Toward a Multicultural Middle
_"Multiculturalism in History: Ideologies and Realities" by Elizabeth Fox-Genovese, in Orbis (Fall 1999), Foreign Policy Research Institute, 1528 Walnut St., Ste. 610, Philadelphia, Pa. 19102–3684._
If there’s one thing that both advocates and critics of multiculturalism can’t seem to stand, it’s inconvenient facts, complains Fox-Genovese, a historian at Emory University.
For the critics, who employ multiculturalism as "an automatic epithet of opprobrium," the inconvenient fact, she says, is the reality of multicultural society, "the increasing intermingling of peoples throughout the world." In Europe and America, "a tide of immigration" is challenging established institutions and national cultures. It is sparking controversies about jobs and social services and about balancing "the rights of individuals and the cultural autonomy of groups." High unemployment and cutbacks in welfare programs have exacerbated conflicts in countries such as France and Germany. As the global economy expands, she says, the "multicultural character" of the populations of developed nations is bound to increase—and with it will occur "an intensification of multiculturalist passions."

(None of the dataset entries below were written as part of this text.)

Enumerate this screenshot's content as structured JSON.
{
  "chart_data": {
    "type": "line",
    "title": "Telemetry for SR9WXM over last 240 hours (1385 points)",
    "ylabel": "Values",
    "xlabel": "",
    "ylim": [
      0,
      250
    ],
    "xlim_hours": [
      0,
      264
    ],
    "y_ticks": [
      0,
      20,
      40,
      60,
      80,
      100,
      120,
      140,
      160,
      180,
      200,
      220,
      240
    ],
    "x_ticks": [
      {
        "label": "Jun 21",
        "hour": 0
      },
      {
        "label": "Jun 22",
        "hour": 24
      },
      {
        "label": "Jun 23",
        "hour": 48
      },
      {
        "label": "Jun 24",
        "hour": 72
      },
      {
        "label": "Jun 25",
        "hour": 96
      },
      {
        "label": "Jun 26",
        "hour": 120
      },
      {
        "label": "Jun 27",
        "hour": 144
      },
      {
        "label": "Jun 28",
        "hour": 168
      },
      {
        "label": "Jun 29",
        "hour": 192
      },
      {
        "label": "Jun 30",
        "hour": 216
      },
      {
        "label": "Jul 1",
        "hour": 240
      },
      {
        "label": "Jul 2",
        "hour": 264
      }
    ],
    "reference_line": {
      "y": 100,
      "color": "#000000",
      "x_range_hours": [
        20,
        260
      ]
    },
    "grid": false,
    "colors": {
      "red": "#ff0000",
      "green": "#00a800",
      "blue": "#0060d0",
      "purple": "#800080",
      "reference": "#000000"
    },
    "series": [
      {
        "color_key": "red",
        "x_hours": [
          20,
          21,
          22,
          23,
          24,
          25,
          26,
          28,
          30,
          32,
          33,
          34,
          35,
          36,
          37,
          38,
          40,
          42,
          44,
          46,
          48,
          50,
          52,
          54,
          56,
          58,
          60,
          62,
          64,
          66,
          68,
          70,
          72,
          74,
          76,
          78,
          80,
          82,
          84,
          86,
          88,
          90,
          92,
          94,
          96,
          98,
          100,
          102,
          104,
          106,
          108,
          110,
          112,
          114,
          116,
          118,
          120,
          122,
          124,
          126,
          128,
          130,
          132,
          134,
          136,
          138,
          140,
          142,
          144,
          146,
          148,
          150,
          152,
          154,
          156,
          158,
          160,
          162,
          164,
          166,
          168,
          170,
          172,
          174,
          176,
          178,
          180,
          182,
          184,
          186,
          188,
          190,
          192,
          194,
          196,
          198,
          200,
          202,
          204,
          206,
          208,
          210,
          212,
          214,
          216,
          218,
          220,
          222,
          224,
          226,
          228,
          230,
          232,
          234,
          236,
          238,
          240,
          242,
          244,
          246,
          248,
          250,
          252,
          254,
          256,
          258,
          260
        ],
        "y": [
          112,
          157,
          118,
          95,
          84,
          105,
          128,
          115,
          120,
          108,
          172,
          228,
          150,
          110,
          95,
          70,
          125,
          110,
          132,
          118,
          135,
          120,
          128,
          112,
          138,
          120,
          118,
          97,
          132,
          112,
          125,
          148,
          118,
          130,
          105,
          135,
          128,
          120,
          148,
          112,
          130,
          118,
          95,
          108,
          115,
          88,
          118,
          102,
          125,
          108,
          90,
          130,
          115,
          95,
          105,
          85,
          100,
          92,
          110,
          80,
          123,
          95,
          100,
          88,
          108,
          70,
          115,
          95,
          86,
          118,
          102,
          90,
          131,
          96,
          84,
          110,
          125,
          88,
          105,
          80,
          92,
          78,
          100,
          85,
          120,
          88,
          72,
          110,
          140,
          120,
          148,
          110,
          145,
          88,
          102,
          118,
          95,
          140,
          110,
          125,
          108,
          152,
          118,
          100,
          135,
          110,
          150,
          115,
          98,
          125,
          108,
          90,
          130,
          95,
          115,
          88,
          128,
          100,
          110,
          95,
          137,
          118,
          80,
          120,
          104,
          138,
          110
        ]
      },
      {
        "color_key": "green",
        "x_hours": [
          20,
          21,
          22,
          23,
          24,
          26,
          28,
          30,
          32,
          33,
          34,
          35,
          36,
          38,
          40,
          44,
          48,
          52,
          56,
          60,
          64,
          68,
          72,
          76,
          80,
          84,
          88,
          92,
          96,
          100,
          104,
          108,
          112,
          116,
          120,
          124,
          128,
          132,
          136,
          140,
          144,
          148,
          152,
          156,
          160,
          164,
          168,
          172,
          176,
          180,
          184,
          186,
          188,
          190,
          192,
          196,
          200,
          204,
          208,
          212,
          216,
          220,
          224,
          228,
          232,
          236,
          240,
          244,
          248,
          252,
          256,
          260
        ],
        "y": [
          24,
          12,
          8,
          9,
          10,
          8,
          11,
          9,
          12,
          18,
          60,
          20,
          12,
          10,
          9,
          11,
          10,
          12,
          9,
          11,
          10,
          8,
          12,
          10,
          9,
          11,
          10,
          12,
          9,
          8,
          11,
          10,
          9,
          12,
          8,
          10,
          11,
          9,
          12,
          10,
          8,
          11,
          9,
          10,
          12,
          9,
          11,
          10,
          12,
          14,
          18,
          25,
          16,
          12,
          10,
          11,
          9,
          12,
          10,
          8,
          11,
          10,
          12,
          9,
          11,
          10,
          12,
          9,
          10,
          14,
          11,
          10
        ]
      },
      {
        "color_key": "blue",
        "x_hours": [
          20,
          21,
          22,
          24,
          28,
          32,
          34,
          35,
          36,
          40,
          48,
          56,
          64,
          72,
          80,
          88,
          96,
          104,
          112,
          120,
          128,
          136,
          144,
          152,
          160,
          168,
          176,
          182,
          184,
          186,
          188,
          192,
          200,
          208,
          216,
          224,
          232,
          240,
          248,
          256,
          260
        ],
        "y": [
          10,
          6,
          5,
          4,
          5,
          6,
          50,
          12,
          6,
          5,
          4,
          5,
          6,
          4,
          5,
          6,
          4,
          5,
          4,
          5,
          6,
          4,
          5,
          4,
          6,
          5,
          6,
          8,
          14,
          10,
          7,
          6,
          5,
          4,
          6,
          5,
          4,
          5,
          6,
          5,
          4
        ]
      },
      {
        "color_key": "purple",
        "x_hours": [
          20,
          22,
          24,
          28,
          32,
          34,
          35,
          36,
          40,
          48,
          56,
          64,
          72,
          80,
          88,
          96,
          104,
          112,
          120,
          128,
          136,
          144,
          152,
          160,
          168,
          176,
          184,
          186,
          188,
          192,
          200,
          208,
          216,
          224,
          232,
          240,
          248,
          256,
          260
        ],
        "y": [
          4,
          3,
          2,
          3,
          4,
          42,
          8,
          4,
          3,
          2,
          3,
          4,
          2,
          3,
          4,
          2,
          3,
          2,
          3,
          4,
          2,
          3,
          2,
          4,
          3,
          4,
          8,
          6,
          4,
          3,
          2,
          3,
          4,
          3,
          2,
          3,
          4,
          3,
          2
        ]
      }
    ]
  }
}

Proponents of multiculturalism, meanwhile, also avert their eyes from "unpleasant facts, especially about the [non-Western] culture with which they identify," Fox-Genovese notes. Preferring to believe that slavery was a uniquely Western crime, for example, they ignore its historical "prevalence throughout the non-Western world, especially among Islamic and African peoples. . . . And the attempt to convince them that until the late 18th century few people of any culture viewed slavery as a moral evil inevitably shipwrecks upon the shoals of their unyielding presentism." Nor, she notes, are American academic multiculturalists much interested "in learning the languages of other cultures, much less in respecting their hierarchical principles and traditions."
Though multiculturalists are reluctant to face it, the fact is that, to a large extent, they "embody the very Western traditions they claim to deplore," says Fox-Genovese. "Multiculturalism as ideology owes more to Western individualism than it does to non-Western traditionalism, and the evocation of specific cultures has more to do with self-representation than with immersion in a traditional culture."
Neither party to the debate provides much help in adjusting to the world’s new multicultural reality, Fox-Genovese concludes. "What we need is a capacious worldview that invites respect for the cultures of others and loyalty to one’s own"—and a historical understanding of the multicultural present that pays attention to the past and to the facts, convenient or not.